You may have heard about the Japanese study that finds that drinking green tea is significantly protective against dying from heart disease and stroke. (Abstract here.) If you want my opinion, this is about as persuasive as an epidemiological cohort study (as opposed to a randomized controlled trial) can get.

The effect is very large, particularly for women, and particularly for people who drink a lot of it. Women who drank 5 or more cups of green tea a day had 26% lower total mortality over 11 years than abstainers; men had 17% lower mortality. For heart disease specifically, the effects were even more dramatic. The researchers controlled for everything they could think of, but it didn't make much difference, except that the effect was weaker in men who had been, or were currently, smokers.

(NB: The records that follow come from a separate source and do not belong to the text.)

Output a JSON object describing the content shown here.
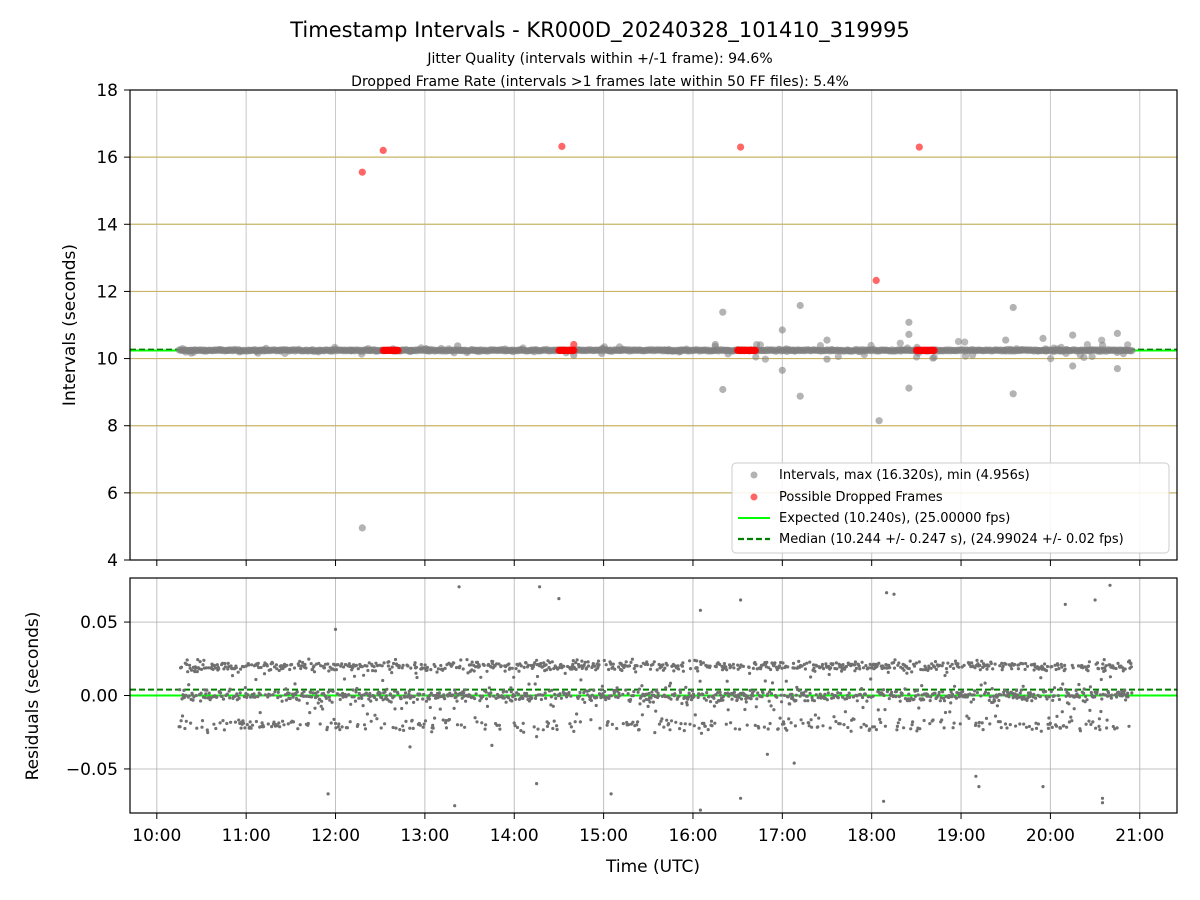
{
  "title": "Timestamp Intervals - KR000D_20240328_101410_319995",
  "subtitle_lines": [
    "Jitter Quality (intervals within +/-1 frame): 94.6%",
    "Dropped Frame Rate (intervals >1 frames late within 50 FF files): 5.4%"
  ],
  "colors": {
    "intervals": "#808080",
    "dropped": "#ff0000",
    "expected": "#00ff00",
    "median": "#008000",
    "gold_grid": "#c8b464",
    "grid": "#b0b0b0"
  },
  "chart_data": [
    {
      "type": "scatter",
      "panel": "intervals",
      "ylabel": "Intervals (seconds)",
      "ylim": [
        4,
        18
      ],
      "yticks": [
        4,
        6,
        8,
        10,
        12,
        14,
        16,
        18
      ],
      "xlim": [
        "09:42",
        "21:25"
      ],
      "grid": true,
      "legend_position": "lower-right",
      "legend": [
        "Intervals, max (16.320s), min (4.956s)",
        "Possible Dropped Frames",
        "Expected (10.240s), (25.00000 fps)",
        "Median (10.244 +/- 0.247 s), (24.99024 +/- 0.02 fps)"
      ],
      "expected_interval": 10.24,
      "median_interval": 10.244,
      "series": [
        {
          "name": "Intervals, max (16.320s), min (4.956s)",
          "points": [
            [
              "12:18",
              4.956
            ],
            [
              "16:20",
              11.38
            ],
            [
              "16:20",
              9.08
            ],
            [
              "17:12",
              11.58
            ],
            [
              "17:12",
              8.88
            ],
            [
              "17:00",
              10.85
            ],
            [
              "17:00",
              9.65
            ],
            [
              "17:30",
              10.55
            ],
            [
              "17:30",
              9.98
            ],
            [
              "18:05",
              8.15
            ],
            [
              "18:25",
              11.08
            ],
            [
              "18:25",
              9.12
            ],
            [
              "18:25",
              10.72
            ],
            [
              "19:35",
              11.52
            ],
            [
              "19:35",
              8.95
            ],
            [
              "20:15",
              10.7
            ],
            [
              "20:15",
              9.78
            ],
            [
              "20:45",
              10.75
            ],
            [
              "20:45",
              9.7
            ],
            [
              "13:22",
              10.38
            ],
            [
              "14:40",
              10.1
            ],
            [
              "16:15",
              10.42
            ],
            [
              "19:30",
              10.55
            ],
            [
              "19:55",
              10.6
            ]
          ]
        },
        {
          "name": "Possible Dropped Frames",
          "points": [
            [
              "12:18",
              15.55
            ],
            [
              "12:32",
              16.2
            ],
            [
              "14:32",
              16.32
            ],
            [
              "16:32",
              16.3
            ],
            [
              "18:03",
              12.33
            ],
            [
              "18:32",
              16.3
            ],
            [
              "14:40",
              10.42
            ]
          ]
        }
      ]
    },
    {
      "type": "scatter",
      "panel": "residuals",
      "xlabel": "Time (UTC)",
      "ylabel": "Residuals (seconds)",
      "ylim": [
        -0.08,
        0.08
      ],
      "yticks": [
        0.05,
        0.0,
        -0.05
      ],
      "ytick_labels": [
        "0.05",
        "0.00",
        "−0.05"
      ],
      "xticks": [
        "10:00",
        "11:00",
        "12:00",
        "13:00",
        "14:00",
        "15:00",
        "16:00",
        "17:00",
        "18:00",
        "19:00",
        "20:00",
        "21:00"
      ],
      "median_residual": 0.004,
      "expected_residual": 0.0,
      "data_range": [
        "10:15",
        "20:55"
      ],
      "outliers": [
        [
          "13:23",
          0.074
        ],
        [
          "14:17",
          0.074
        ],
        [
          "14:30",
          0.066
        ],
        [
          "16:32",
          0.065
        ],
        [
          "16:05",
          0.058
        ],
        [
          "18:10",
          0.07
        ],
        [
          "18:15",
          0.069
        ],
        [
          "20:40",
          0.075
        ],
        [
          "20:10",
          0.062
        ],
        [
          "20:30",
          0.065
        ],
        [
          "11:55",
          -0.067
        ],
        [
          "12:00",
          0.045
        ],
        [
          "13:20",
          -0.075
        ],
        [
          "14:15",
          -0.06
        ],
        [
          "15:05",
          -0.067
        ],
        [
          "16:05",
          -0.078
        ],
        [
          "16:32",
          -0.07
        ],
        [
          "17:08",
          -0.046
        ],
        [
          "18:08",
          -0.072
        ],
        [
          "19:10",
          -0.055
        ],
        [
          "19:12",
          -0.062
        ],
        [
          "19:55",
          -0.062
        ],
        [
          "20:35",
          -0.07
        ],
        [
          "20:35",
          -0.073
        ],
        [
          "16:50",
          -0.04
        ],
        [
          "14:15",
          -0.028
        ],
        [
          "13:45",
          -0.034
        ],
        [
          "12:50",
          -0.035
        ]
      ]
    }
  ]
}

Now, this kind of study can't prove that drinking green tea is really the cause of this effect. It could conceivably be something associated with green tea drinking that they just didn't think of and couldn't control for. But it's hard to see what that might be. And it might not work as well in other populations because it might depend on other dietary, environmental or lifestyle components prevalent in that part of Japan. But the effect size is so large it seems awfully compelling.

Black tea, by the way, didn't work in this study. (Black tea comes from the same plant, but it's fermented, so some of the chemicals in the tea leaves are destroyed.) It will be bad if people decide that if they drink green tea, it's okay to get fat, not exercise, smoke, and eat doughnuts. But if you don't use it as an excuse for doing bad stuff, it looks like a winner. Oh, and it's fine to drink it cold.

(BTW, unlike other studies, this one didn't show any protective effect against cancer. In fact, cancer death rates were non-significantly higher for the green tea drinkers, although I suspect that's because they weren't being killed off first by heart disease, so they were still around to die of cancer.)